The shortest – or, at least, the most picturesque – route into the centre of town from my home leads through a walled garden owned by the church. It’s a wonderful space and many of the photos on this blog – witch hazel, bluebells, cyclamen, crocuses, spring blossom… – have been taken there. I’ve sat there often, sometimes to read, occasionally to write, but more often just to think and watch the birds and squirrels.
As far as I know, the garden is open every day; certainly in the two or three years I’ve lived here I’d never seen it closed. Never until this week, that is.
Apparently they are doing some work on the old stone walls and although they are still keeping the garden open as much as they can, they have decided to lock the wrought iron gates while the workmen are not around to keep an eye on their tools and scaffolding.
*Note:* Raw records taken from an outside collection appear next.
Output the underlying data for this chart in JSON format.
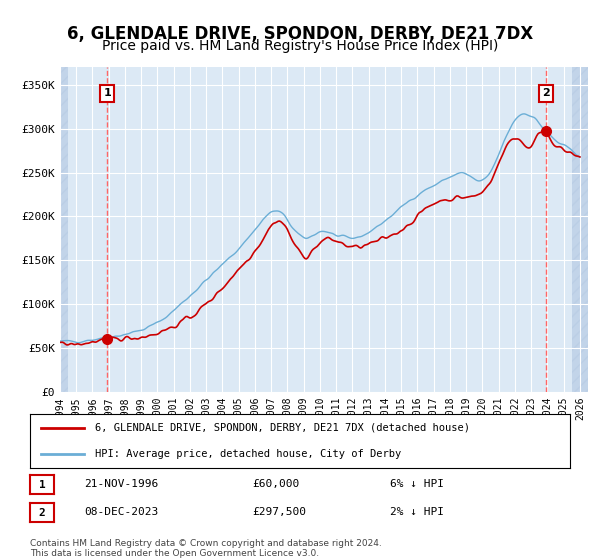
{
  "title": "6, GLENDALE DRIVE, SPONDON, DERBY, DE21 7DX",
  "subtitle": "Price paid vs. HM Land Registry's House Price Index (HPI)",
  "xlim": [
    1994.0,
    2026.5
  ],
  "ylim": [
    0,
    370000
  ],
  "yticks": [
    0,
    50000,
    100000,
    150000,
    200000,
    250000,
    300000,
    350000
  ],
  "ytick_labels": [
    "£0",
    "£50K",
    "£100K",
    "£150K",
    "£200K",
    "£250K",
    "£300K",
    "£350K"
  ],
  "xticks": [
    1994,
    1995,
    1996,
    1997,
    1998,
    1999,
    2000,
    2001,
    2002,
    2003,
    2004,
    2005,
    2006,
    2007,
    2008,
    2009,
    2010,
    2011,
    2012,
    2013,
    2014,
    2015,
    2016,
    2017,
    2018,
    2019,
    2020,
    2021,
    2022,
    2023,
    2024,
    2025,
    2026
  ],
  "hpi_color": "#6baed6",
  "price_color": "#cc0000",
  "dashed_line_color": "#ff6666",
  "point1_year": 1996.9,
  "point1_value": 60000,
  "point2_year": 2023.92,
  "point2_value": 297500,
  "legend_label1": "6, GLENDALE DRIVE, SPONDON, DERBY, DE21 7DX (detached house)",
  "legend_label2": "HPI: Average price, detached house, City of Derby",
  "annotation1_label": "1",
  "annotation2_label": "2",
  "note1_index": "1",
  "note1_date": "21-NOV-1996",
  "note1_price": "£60,000",
  "note1_hpi": "6% ↓ HPI",
  "note2_index": "2",
  "note2_date": "08-DEC-2023",
  "note2_price": "£297,500",
  "note2_hpi": "2% ↓ HPI",
  "footer": "Contains HM Land Registry data © Crown copyright and database right 2024.\nThis data is licensed under the Open Government Licence v3.0.",
  "bg_color": "#dce9f5",
  "plot_bg": "#dce9f5",
  "hatch_color": "#b0c4de",
  "title_fontsize": 12,
  "subtitle_fontsize": 10
}
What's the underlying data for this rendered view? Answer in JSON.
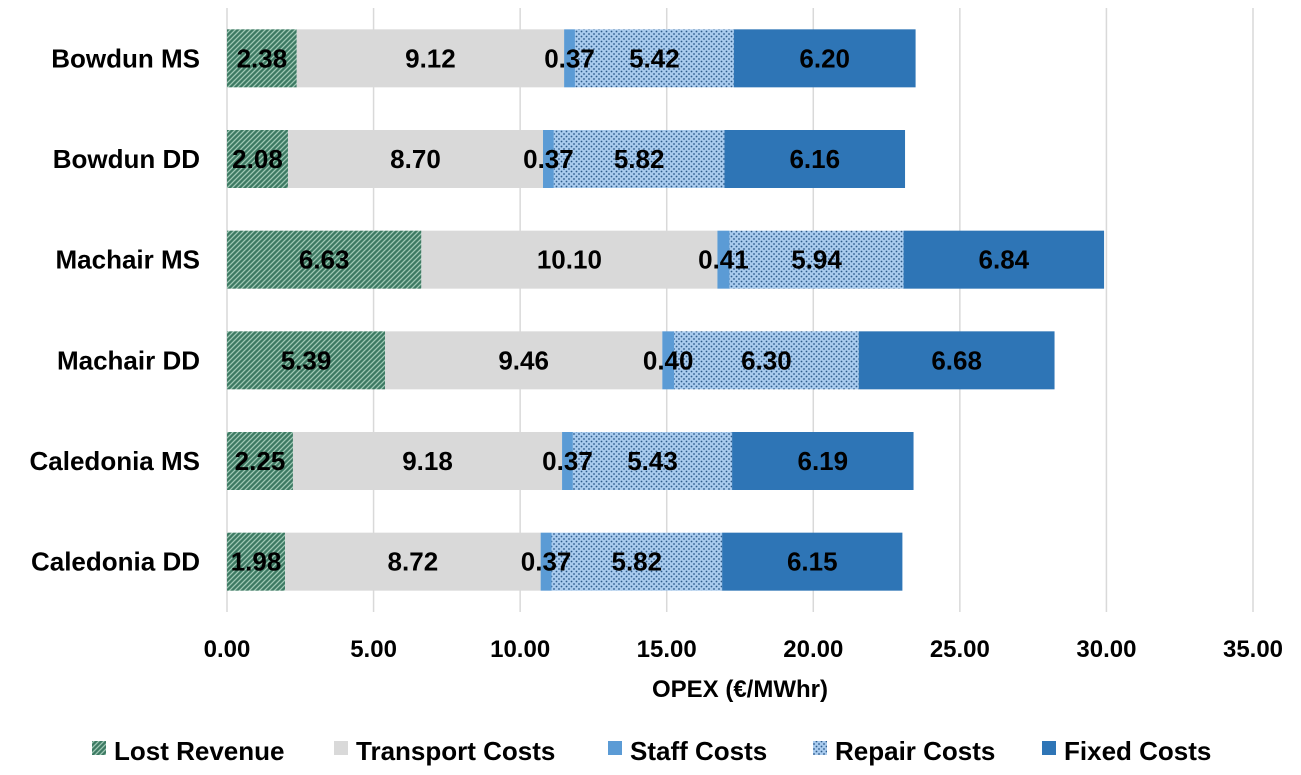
{
  "chart_data": {
    "type": "bar",
    "orientation": "horizontal",
    "stacked": true,
    "title": "",
    "xlabel": "OPEX (€/MWhr)",
    "ylabel": "",
    "xlim": [
      0,
      35
    ],
    "x_ticks": [
      0,
      5,
      10,
      15,
      20,
      25,
      30,
      35
    ],
    "x_tick_labels": [
      "0.00",
      "5.00",
      "10.00",
      "15.00",
      "20.00",
      "25.00",
      "30.00",
      "35.00"
    ],
    "grid": true,
    "legend_position": "bottom",
    "categories": [
      "Bowdun MS",
      "Bowdun DD",
      "Machair MS",
      "Machair DD",
      "Caledonia MS",
      "Caledonia DD"
    ],
    "series": [
      {
        "name": "Lost Revenue",
        "color": "#3d7a63",
        "pattern": "diagonal-hatch",
        "values": [
          2.38,
          2.08,
          6.63,
          5.39,
          2.25,
          1.98
        ],
        "labels": [
          "2.38",
          "2.08",
          "6.63",
          "5.39",
          "2.25",
          "1.98"
        ]
      },
      {
        "name": "Transport Costs",
        "color": "#d9d9d9",
        "pattern": "solid",
        "values": [
          9.12,
          8.7,
          10.1,
          9.46,
          9.18,
          8.72
        ],
        "labels": [
          "9.12",
          "8.70",
          "10.10",
          "9.46",
          "9.18",
          "8.72"
        ]
      },
      {
        "name": "Staff Costs",
        "color": "#5b9bd5",
        "pattern": "solid",
        "values": [
          0.37,
          0.37,
          0.41,
          0.4,
          0.37,
          0.37
        ],
        "labels": [
          "0.37",
          "0.37",
          "0.41",
          "0.40",
          "0.37",
          "0.37"
        ]
      },
      {
        "name": "Repair Costs",
        "color": "#a9cbee",
        "pattern": "dots",
        "values": [
          5.42,
          5.82,
          5.94,
          6.3,
          5.43,
          5.82
        ],
        "labels": [
          "5.42",
          "5.82",
          "5.94",
          "6.30",
          "5.43",
          "5.82"
        ]
      },
      {
        "name": "Fixed Costs",
        "color": "#2e75b6",
        "pattern": "solid",
        "values": [
          6.2,
          6.16,
          6.84,
          6.68,
          6.19,
          6.15
        ],
        "labels": [
          "6.20",
          "6.16",
          "6.84",
          "6.68",
          "6.19",
          "6.15"
        ]
      }
    ]
  }
}
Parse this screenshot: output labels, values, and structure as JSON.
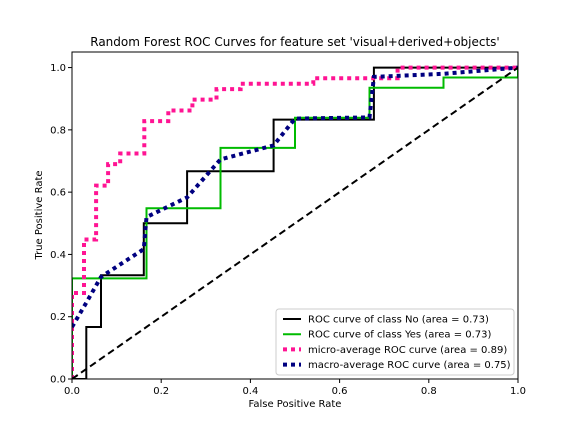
{
  "chart_data": {
    "type": "line",
    "title": "Random Forest ROC Curves for feature set 'visual+derived+objects'",
    "xlabel": "False Positive Rate",
    "ylabel": "True Positive Rate",
    "xlim": [
      0.0,
      1.0
    ],
    "ylim": [
      0.0,
      1.05
    ],
    "xticks": [
      "0.0",
      "0.2",
      "0.4",
      "0.6",
      "0.8",
      "1.0"
    ],
    "yticks": [
      "0.0",
      "0.2",
      "0.4",
      "0.6",
      "0.8",
      "1.0"
    ],
    "grid": false,
    "legend_position": "lower-right",
    "series": [
      {
        "name": "ROC curve of class No (area = 0.73)",
        "color": "#000000",
        "style": "solid",
        "x": [
          0,
          0.032,
          0.032,
          0.065,
          0.065,
          0.161,
          0.161,
          0.258,
          0.258,
          0.452,
          0.452,
          0.677,
          0.677,
          1.0,
          1.0
        ],
        "y": [
          0,
          0,
          0.167,
          0.167,
          0.333,
          0.333,
          0.5,
          0.5,
          0.667,
          0.667,
          0.833,
          0.833,
          1.0,
          1.0,
          1.0
        ]
      },
      {
        "name": "ROC curve of class Yes (area = 0.73)",
        "color": "#00bb00",
        "style": "solid",
        "x": [
          0,
          0,
          0.167,
          0.167,
          0.333,
          0.333,
          0.5,
          0.5,
          0.667,
          0.667,
          0.833,
          0.833,
          1.0,
          1.0
        ],
        "y": [
          0,
          0.323,
          0.323,
          0.548,
          0.548,
          0.742,
          0.742,
          0.839,
          0.839,
          0.935,
          0.935,
          0.968,
          0.968,
          1.0
        ]
      },
      {
        "name": "micro-average ROC curve (area = 0.89)",
        "color": "#ff1493",
        "style": "dotted",
        "x": [
          0,
          0,
          0.027,
          0.027,
          0.054,
          0.054,
          0.081,
          0.081,
          0.108,
          0.108,
          0.162,
          0.162,
          0.216,
          0.216,
          0.27,
          0.27,
          0.324,
          0.324,
          0.378,
          0.378,
          0.541,
          0.541,
          0.73,
          0.73,
          1.0
        ],
        "y": [
          0,
          0.276,
          0.276,
          0.448,
          0.448,
          0.621,
          0.621,
          0.69,
          0.69,
          0.724,
          0.724,
          0.828,
          0.828,
          0.862,
          0.862,
          0.897,
          0.897,
          0.931,
          0.931,
          0.948,
          0.948,
          0.966,
          0.966,
          1.0,
          1.0
        ]
      },
      {
        "name": "macro-average ROC curve (area = 0.75)",
        "color": "#000080",
        "style": "dotted",
        "x": [
          0,
          0.032,
          0.065,
          0.161,
          0.167,
          0.258,
          0.333,
          0.452,
          0.5,
          0.667,
          0.677,
          0.833,
          1.0
        ],
        "y": [
          0.167,
          0.245,
          0.328,
          0.417,
          0.52,
          0.583,
          0.705,
          0.75,
          0.836,
          0.84,
          0.97,
          0.98,
          1.0
        ]
      },
      {
        "name": "",
        "color": "#000000",
        "style": "dashed",
        "x": [
          0,
          1
        ],
        "y": [
          0,
          1
        ]
      }
    ]
  }
}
Fortunately, the closure doesn’t involve a very long detour as there’s a narrow alleyway – the tinker-tank – that runs beside the garden. There is some debate as to the spelling, but Rob MacFarlane, whose twitter feed is a delight of folklore and the natural world, says that “In Warwickshire, high-walled alleyways are sometimes called tinka-tankas; onomatopoeic of the echoing sound feet make when walking them.”
Even though the detour is only temporary and doesn’t add more than a couple of minutes to my walk, when I saw the closed gate, my immediate reaction was one of irritation: we are such creatures of habit that even a minor change to our routine is viewed as an inconvenience.
But if I hadn’t had to walk along the tink-a-tank, I would not have seen these wonderful red berries, so luminous in this morning’s sunshine that they looked like Christmas tree lights.
I must try and remember that a change in route or routine can actually provide new sights and experiences and shouldn’t automatically be dismissed as a bad thing.